Criterion M5 — Calibration
Section titled “Criterion M5 — Calibration”| Validity type | Measurement |
| Pass condition | Raw scores are interpretable relative to known reference points; a number without context is not a result |
| Evidence family | Measurement |
| Minimum reporting | Comparison to ≥1 published baseline on the same task and model; the score in the context of the published range |
| Common failure mode | Reporting scores without calibration context; treating an absolute number as self-interpreting |
What this criterion requires
Section titled “What this criterion requires”Calibration transforms a raw score into an interpretable claim. Every reported score must be placed in the context of at least one of:
- A published baseline on the same task and model.

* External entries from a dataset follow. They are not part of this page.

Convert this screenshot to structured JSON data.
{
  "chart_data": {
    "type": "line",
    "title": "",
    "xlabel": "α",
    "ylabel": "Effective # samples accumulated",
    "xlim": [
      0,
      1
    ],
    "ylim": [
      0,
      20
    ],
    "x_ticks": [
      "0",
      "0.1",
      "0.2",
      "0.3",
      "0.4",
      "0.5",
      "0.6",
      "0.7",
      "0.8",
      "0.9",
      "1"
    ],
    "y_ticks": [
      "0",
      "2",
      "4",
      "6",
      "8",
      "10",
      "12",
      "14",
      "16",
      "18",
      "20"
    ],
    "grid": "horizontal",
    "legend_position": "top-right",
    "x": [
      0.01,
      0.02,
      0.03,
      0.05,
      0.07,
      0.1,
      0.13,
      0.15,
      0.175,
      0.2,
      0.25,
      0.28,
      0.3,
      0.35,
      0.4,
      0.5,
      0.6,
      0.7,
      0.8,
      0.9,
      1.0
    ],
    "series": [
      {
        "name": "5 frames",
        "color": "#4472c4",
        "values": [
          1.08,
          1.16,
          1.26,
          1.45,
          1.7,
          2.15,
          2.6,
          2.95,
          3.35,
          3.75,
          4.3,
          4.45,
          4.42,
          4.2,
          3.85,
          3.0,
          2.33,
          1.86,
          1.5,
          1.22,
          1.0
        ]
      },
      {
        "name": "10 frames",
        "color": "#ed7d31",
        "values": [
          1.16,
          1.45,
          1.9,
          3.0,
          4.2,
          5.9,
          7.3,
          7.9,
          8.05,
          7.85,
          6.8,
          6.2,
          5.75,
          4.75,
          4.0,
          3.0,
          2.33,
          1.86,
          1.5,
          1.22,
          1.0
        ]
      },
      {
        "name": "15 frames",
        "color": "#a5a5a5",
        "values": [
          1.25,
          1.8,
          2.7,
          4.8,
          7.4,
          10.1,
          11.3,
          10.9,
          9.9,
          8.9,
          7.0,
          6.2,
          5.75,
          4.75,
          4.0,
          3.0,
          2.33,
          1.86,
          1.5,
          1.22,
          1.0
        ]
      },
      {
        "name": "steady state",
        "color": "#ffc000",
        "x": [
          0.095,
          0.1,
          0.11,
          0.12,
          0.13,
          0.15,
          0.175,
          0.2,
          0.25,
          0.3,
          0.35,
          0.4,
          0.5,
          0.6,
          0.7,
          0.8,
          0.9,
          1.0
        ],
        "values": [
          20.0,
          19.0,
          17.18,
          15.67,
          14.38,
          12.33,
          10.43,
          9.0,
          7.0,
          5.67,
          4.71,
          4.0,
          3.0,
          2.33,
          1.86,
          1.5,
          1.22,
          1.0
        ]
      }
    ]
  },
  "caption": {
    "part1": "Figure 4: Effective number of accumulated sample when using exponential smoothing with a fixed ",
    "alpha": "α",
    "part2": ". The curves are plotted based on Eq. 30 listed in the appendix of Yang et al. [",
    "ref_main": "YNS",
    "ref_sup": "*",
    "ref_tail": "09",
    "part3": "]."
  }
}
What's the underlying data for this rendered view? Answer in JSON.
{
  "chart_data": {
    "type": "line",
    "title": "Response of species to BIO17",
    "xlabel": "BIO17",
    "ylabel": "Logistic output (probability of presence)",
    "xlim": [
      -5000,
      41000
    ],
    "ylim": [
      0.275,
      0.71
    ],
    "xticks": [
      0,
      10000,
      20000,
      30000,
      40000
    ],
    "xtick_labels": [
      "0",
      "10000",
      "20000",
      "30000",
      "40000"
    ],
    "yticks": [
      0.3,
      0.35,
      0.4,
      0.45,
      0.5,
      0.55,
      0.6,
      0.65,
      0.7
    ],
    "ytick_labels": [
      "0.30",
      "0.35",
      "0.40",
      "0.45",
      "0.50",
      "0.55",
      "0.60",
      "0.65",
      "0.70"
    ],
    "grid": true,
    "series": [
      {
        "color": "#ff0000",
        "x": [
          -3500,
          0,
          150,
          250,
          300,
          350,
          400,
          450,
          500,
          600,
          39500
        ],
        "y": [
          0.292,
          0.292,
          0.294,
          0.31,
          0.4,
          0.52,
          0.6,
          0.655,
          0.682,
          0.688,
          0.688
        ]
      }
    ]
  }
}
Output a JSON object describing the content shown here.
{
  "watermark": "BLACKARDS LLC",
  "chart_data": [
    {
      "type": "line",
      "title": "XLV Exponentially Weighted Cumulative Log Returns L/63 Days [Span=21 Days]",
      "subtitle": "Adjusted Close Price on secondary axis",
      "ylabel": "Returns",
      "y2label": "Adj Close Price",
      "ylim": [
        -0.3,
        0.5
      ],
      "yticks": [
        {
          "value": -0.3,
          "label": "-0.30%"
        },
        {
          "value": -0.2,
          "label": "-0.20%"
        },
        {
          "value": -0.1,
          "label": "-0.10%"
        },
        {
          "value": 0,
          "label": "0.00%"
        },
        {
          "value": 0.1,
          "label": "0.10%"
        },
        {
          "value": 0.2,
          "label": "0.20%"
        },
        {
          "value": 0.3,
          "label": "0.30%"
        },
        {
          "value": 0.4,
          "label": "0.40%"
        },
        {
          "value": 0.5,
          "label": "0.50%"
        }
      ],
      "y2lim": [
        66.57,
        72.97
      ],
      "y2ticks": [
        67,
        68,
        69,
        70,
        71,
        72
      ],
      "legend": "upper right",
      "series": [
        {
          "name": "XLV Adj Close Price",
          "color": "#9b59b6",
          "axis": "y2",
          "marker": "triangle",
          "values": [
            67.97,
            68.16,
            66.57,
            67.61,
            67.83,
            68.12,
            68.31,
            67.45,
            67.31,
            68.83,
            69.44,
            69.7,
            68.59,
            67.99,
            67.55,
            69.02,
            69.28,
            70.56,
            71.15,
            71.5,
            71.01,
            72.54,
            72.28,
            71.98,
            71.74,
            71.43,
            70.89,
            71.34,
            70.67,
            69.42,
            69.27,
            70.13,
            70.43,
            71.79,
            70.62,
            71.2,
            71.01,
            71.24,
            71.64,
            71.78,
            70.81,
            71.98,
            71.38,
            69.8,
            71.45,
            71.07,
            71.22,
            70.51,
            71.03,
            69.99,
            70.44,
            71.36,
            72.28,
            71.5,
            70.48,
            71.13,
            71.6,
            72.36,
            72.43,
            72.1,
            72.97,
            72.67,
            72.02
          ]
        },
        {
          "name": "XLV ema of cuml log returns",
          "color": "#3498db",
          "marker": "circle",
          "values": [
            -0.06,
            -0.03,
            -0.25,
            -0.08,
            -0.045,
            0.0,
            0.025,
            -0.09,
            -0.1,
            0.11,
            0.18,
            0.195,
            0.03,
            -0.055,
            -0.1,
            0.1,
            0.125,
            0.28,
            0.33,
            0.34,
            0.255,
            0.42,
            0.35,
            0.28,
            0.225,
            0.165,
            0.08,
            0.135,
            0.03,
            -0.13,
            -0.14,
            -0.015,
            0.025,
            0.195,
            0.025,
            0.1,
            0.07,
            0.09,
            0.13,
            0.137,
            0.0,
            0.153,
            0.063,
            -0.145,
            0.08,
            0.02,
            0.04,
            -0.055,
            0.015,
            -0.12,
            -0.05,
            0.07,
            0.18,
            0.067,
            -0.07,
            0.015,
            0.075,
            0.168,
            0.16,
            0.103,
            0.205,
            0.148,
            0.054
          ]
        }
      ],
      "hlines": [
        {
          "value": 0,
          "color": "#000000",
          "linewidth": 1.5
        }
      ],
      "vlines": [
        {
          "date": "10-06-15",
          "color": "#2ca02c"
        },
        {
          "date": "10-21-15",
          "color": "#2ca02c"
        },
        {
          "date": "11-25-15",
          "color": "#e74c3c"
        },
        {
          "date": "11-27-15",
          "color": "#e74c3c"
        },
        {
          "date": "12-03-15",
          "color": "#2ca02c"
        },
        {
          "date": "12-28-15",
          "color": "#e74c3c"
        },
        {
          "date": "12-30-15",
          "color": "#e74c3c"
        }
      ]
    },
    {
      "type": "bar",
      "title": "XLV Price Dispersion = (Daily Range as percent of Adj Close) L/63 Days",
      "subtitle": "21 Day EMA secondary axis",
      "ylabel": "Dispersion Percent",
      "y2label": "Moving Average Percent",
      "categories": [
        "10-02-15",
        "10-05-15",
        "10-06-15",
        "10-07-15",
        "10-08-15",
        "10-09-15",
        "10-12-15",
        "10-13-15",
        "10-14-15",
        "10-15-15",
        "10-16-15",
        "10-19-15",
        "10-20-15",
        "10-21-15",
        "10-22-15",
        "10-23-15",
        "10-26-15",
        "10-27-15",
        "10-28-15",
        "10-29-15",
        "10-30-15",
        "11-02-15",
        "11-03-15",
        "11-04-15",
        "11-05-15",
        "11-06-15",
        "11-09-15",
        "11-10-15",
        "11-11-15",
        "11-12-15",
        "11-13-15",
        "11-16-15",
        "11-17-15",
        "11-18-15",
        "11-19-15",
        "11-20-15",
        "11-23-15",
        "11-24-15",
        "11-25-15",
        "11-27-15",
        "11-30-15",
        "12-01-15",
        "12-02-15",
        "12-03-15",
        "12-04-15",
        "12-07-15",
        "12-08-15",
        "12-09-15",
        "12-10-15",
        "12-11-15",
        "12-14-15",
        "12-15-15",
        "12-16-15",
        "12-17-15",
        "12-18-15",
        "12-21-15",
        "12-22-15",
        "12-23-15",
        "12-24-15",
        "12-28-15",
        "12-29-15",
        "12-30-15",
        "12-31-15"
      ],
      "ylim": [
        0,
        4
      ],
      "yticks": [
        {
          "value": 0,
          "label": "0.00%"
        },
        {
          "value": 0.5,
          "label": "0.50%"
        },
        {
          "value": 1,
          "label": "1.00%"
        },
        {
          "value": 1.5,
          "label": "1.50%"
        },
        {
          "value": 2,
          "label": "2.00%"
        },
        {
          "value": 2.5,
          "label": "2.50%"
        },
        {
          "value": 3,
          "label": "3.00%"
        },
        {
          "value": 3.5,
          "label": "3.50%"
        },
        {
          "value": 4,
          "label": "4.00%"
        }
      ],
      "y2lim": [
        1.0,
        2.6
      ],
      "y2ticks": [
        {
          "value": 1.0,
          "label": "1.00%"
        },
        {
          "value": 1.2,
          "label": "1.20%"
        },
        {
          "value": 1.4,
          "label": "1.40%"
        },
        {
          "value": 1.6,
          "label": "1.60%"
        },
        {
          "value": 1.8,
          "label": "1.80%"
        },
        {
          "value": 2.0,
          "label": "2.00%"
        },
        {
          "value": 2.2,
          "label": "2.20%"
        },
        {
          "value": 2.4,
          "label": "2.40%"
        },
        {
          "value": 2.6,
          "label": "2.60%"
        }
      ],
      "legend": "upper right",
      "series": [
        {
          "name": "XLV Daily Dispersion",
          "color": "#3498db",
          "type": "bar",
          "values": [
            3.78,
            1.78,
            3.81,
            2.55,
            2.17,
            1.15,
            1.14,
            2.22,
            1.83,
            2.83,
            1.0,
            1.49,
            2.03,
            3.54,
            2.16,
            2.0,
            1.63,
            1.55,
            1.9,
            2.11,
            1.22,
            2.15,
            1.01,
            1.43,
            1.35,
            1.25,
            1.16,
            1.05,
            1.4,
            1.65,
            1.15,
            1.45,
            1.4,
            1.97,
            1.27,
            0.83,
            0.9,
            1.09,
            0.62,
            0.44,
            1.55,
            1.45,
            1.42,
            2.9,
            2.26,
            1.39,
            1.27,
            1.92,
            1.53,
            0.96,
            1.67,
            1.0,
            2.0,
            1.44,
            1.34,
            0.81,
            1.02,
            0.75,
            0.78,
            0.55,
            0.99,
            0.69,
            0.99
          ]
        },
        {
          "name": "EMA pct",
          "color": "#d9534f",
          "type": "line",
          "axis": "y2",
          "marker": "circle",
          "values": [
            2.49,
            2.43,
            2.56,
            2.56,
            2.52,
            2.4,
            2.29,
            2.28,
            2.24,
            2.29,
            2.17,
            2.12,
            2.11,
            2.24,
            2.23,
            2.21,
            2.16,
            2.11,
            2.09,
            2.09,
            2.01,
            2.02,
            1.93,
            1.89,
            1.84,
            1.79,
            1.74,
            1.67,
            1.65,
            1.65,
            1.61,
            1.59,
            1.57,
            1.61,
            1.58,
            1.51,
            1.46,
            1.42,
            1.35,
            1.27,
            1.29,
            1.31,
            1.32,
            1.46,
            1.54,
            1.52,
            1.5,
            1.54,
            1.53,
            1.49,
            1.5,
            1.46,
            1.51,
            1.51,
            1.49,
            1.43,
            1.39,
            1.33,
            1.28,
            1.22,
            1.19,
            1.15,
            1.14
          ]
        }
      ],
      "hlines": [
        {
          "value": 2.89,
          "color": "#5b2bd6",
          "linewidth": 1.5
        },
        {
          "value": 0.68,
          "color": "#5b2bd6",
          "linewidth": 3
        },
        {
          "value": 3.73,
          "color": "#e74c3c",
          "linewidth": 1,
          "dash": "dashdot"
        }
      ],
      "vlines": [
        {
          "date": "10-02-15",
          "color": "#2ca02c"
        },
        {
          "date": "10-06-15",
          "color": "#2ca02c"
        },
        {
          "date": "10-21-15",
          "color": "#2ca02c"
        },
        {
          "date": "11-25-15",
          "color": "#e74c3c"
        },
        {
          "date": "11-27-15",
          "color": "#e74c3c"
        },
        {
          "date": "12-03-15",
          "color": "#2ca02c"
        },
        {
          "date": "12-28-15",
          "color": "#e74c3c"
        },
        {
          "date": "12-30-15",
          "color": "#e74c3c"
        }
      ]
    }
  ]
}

- The SOTA range for the metric.
- A within-project comparison.
The calibration table for this project
Section titled “The calibration table for this project”| Task | Metric | Published baseline | Source |
|---|---|---|---|
| IOI | Logit diff faithfulness | 87% recovery | Wang et al. 2022 |
| IOI | Circuit CMD (lower=better) | UGS: 0.035; EAP(CF): 0.214; random: ~0.75 | MIB benchmark |
| Greater-Than | Prob diff recovery | 89.5% | Hanna et al. 2023 |
| SVA | Logit diff faithfulness | 93% | Lazo et al. 2025 |
| SVA | DAS-IIA (transcoder/CLT) | 0.40–0.60 | Mueller et al. MIB; transcoder papers |
| Gendered pronoun | Logit diff faithfulness | ≥ full model | Mathwin 2023 |
| BLiMP SVA | Behavioral accuracy | 95–97% | Warstadt et al. 2020 |
| BLiMP anaphor_gender | Behavioral accuracy | 99% | Warstadt et al. 2020 |
Every result in the project should include a calibration sentence: “This score of X is [above/within/below] the published range of Y–Z for [task] in [model] ([source]).”
If no published baseline exists for the task/model combination, state this explicitly and propose the relevant comparison.
The SVA IIA = 0.48 finding contextualized
Section titled “The SVA IIA = 0.48 finding contextualized”“The DAS-IIA score of 0.48 at L8.MLP for SVA in GPT-2 Small is within the published transcoder baseline range of 0.40–0.60 (Mueller et al. MIB; Lazo et al. 2025), making it competitive with SOTA for this task. Subject to baseline separation confirmation (M3), this constitutes a calibrated, competitive result.”
This is what a calibrated result statement looks like.
Minimum reporting rule
Section titled “Minimum reporting rule”Every IIA, faithfulness, or classification score must include a calibration sentence referencing a specific published baseline. If no baseline exists, state this explicitly.